Décès de Jean-Claude Kella, figure de la French Connection

Publié le par Le Dauphiné Libéré avec AFP

Surnommé "yeux bleus" ou "le diable", l’ex-truand toulonnais Jean-Claude Kella, figure de la French Connection reconverti tardivement en écrivain, est décédée à Nice d’un cancer à 69 ans.

Jean-Claude Kella. Photo archives AFP/MICHEL GANGNE1 /1

Jean-Claude Kella. Photo archives AFP/MICHEL GANGNE1 /1

L’homme avait passé plus d’un quart de siècle en prison, à commencer par Atlanta aux Etats-Unis. Comme beaucoup de figures du grand banditisme de sa génération, il avait publié en 2009 une histoire de son parcours de hors-la-loi intitulé "L’Affranchi".

"J’avais fait du banditisme mon métier, je ne me plains pas", avait confié en 2009 cet homme apparemment "rangé", dans un entretien à l’AFP. Il recouvrait alors la liberté après avoir purgé onze ans de prison sur son ultime condamnation de quinze ans pour trafic de drogue. Le caïd, qui a mené grand train dans sa vie, expliquait qu’il était agent technico-commercial dans une société de sécurité de Nice.

Tout commence à l’âge de 14 ans lorsque son patron lui vole ses pourboires d’apprenti coiffeur. "Je l’ai traité de voleur, il a voulu me frapper, je l’ai frappé le premier. Ma vie a basculé", avait-il raconté. Finies ses aspirations de coiffeur. S’en suit une longue histoire de vols, braquages et trafics, et l’amitié avec le parrain marseillais Francis Vanverberghe, dit Francis le Belge, mort assassiné en septembre 2000 à Paris.

Au sein de la French Connection, gigantesque trafic d’héroïne entre la France et les Etats-Unis dans les années 1970, Jean-Claude Kella, polyglotte, devient un intermédiaire majeur avec les chefs mafieux italiens de New-York. Relaxé à plusieurs reprises contre de fortes cautions, notamment au Mexique, il tombe en 1998 dans l’affaire "Topaze", un coup de filet historique dans le milieu marseillais parmi des proches de Francis Le Belge, concernant notamment un trafic de cocaïne colombienne en Europe.
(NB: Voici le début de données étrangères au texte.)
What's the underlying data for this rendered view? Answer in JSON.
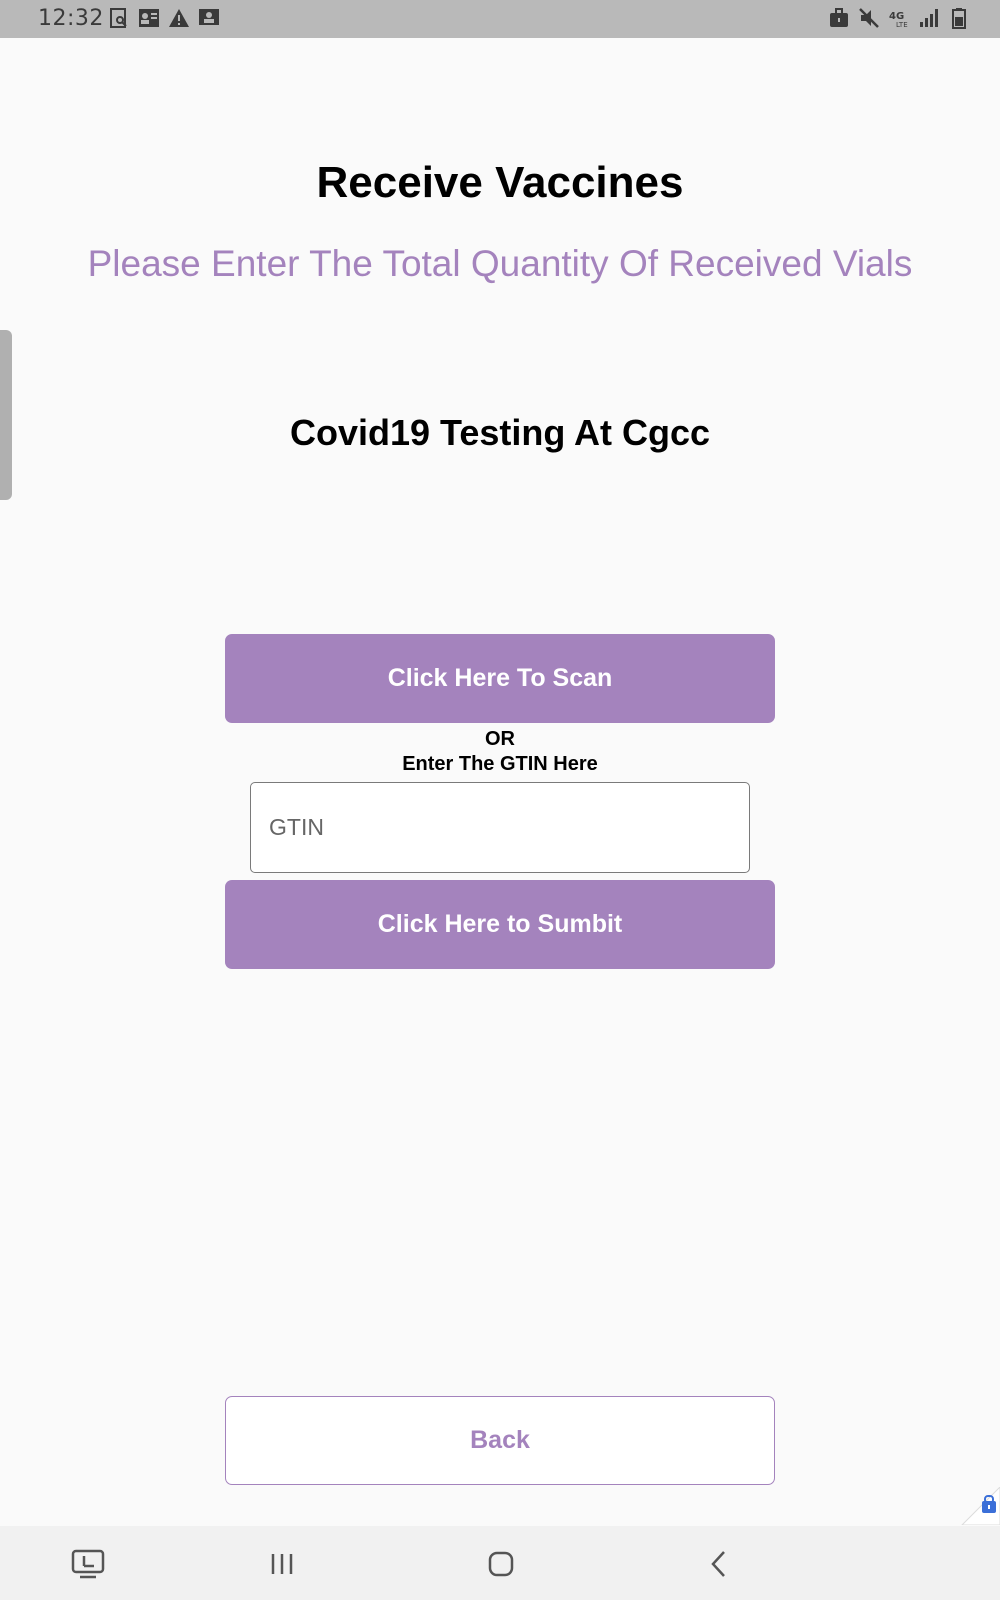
{
  "status_bar": {
    "time": "12:32",
    "left_icons": [
      "screenshot-icon",
      "contact-card-icon",
      "warning-icon",
      "image-notification-icon"
    ],
    "right_icons": [
      "briefcase-icon",
      "mute-icon",
      "4g-lte-icon",
      "signal-icon",
      "battery-icon"
    ]
  },
  "header": {
    "title": "Receive Vaccines",
    "subtitle": "Please Enter The Total Quantity Of Received Vials"
  },
  "site": {
    "name": "Covid19 Testing At Cgcc"
  },
  "scan": {
    "button_label": "Click Here To Scan"
  },
  "separator": {
    "or_label": "OR",
    "gtin_hint": "Enter The GTIN Here"
  },
  "gtin_field": {
    "value": "",
    "placeholder": "GTIN"
  },
  "submit": {
    "button_label": "Click Here to Sumbit"
  },
  "back": {
    "button_label": "Back"
  },
  "nav_bar": {
    "buttons": [
      "screen-share-icon",
      "recent-apps-icon",
      "home-icon",
      "back-arrow-icon"
    ]
  },
  "colors": {
    "accent": "#a483bd",
    "background": "#fafafa",
    "status_bar": "#b9b9b9",
    "nav_bar": "#f1f1f1"
  }
}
De ses années de détention en solitaire, il avait tiré profit pour passer un bac français et son équivalent américain, et étudier philosophie, sociologie et langues étrangères.

"Ca m’a aidé à supporter l’isolement, à évoluer", avait-il raconté. "Le plus dur pour moi, c’est quand ma famille avait un problème à l’extérieur", notait cet homme père de deux garçons. Le gangster avait épousé en secondes noces la fille de Jean-Dominique Fratoni, gestionnaire de casinos sur la Côte d’Azur mort en cavale, soupçonné d’être impliqué dans la disparition d’Agnès Leroux.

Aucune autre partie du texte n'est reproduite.